La industria restaurantera en Yucatán prevé concluir el año con dificultades y enfrentar un inicio de 2026 marcado por mayores presiones económicas y operativas, informó la presidenta de la Cámara Nacional de la Industria de Restaurantes y Alimentos Condimentados (Canirac) Yucatán, Claudia González.
Si bien el periodo decembrino suele representar el momento de mayor actividad para restaurantes y negocios de alimentos, la dirigente señaló que este cierre de año llega después de varios meses con resultados por debajo de lo esperado.
De acuerdo con la Canirac, el sector acumuló hasta noviembre una caída aproximada del 15 por ciento en ventas en comparación con el mismo periodo del año anterior, situación que hace que la temporada Guadalupe–Reyes sea clave para reducir el impacto de un año complicado.
González explicó que, aunque se espera un ligero repunte por las posadas, reuniones familiares, vacaciones escolares y la llegada de visitantes, el consumo no ha recuperado el dinamismo de años previos.
Esta baja en la actividad, dijo, refleja un escenario de estancamiento económico general, en el que las familias reducen gastos y priorizan el consumo básico.

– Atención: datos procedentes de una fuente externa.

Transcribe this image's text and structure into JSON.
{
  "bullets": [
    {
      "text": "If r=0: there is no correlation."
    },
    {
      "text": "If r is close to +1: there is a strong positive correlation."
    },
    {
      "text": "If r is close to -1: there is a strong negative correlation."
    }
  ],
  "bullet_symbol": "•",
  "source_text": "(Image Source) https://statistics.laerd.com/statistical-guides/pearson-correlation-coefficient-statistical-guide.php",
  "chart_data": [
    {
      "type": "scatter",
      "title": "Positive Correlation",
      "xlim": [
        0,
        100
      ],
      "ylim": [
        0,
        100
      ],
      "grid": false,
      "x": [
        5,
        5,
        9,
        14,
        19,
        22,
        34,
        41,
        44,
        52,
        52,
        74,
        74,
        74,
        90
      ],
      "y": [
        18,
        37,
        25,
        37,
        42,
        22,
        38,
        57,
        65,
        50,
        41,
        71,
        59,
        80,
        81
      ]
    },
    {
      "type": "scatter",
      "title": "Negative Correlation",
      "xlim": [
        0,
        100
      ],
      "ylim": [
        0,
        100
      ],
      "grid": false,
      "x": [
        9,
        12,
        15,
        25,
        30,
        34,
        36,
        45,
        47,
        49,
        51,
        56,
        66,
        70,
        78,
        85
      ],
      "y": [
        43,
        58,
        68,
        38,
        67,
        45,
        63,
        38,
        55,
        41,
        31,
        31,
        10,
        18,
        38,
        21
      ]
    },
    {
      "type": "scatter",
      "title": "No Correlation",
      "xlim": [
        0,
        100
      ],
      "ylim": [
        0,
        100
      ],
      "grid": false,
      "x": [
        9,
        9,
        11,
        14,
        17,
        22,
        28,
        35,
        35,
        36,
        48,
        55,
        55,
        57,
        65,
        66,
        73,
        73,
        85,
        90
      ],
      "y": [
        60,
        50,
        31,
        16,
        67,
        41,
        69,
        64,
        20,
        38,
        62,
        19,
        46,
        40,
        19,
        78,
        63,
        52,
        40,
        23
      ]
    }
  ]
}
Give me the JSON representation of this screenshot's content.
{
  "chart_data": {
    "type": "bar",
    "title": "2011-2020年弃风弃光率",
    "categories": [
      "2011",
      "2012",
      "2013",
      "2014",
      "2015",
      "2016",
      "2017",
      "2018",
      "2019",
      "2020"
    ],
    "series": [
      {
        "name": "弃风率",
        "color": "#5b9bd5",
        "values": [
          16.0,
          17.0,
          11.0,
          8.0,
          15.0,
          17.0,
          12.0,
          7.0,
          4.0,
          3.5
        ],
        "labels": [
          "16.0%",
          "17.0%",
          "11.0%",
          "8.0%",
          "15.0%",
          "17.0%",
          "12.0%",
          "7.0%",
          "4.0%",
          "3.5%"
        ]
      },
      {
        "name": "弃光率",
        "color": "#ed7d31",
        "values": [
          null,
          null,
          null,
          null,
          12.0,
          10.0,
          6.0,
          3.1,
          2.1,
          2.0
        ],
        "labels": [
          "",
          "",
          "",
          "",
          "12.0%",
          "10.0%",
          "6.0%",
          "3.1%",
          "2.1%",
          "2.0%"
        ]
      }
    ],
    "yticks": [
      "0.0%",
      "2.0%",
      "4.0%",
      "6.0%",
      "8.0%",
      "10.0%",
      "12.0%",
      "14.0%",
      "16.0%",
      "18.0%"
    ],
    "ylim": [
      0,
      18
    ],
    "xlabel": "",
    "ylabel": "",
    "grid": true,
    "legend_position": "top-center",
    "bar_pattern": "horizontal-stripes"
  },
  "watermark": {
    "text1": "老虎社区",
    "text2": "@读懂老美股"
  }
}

En cuanto al inicio de 2026, advirtió que el sector enfrentará un contexto aún más complejo. Entre los factores que impactarán directamente a los restaurantes mencionó el aumento al salario mínimo, nuevas reformas laborales, el incremento al impuesto sobre nómina, la entrada en vigor del alza al IEPS y la aplicación de disposiciones como la llamada “ley silla”, además de la futura reducción de la jornada laboral a 40 horas.
Estas condiciones implicarán mayores costos operativos para una industria intensiva en mano de obra y prestación de servicios.
La presidenta de Canirac señaló que estos ajustes obligarán a los restaurantes a replantear su operación.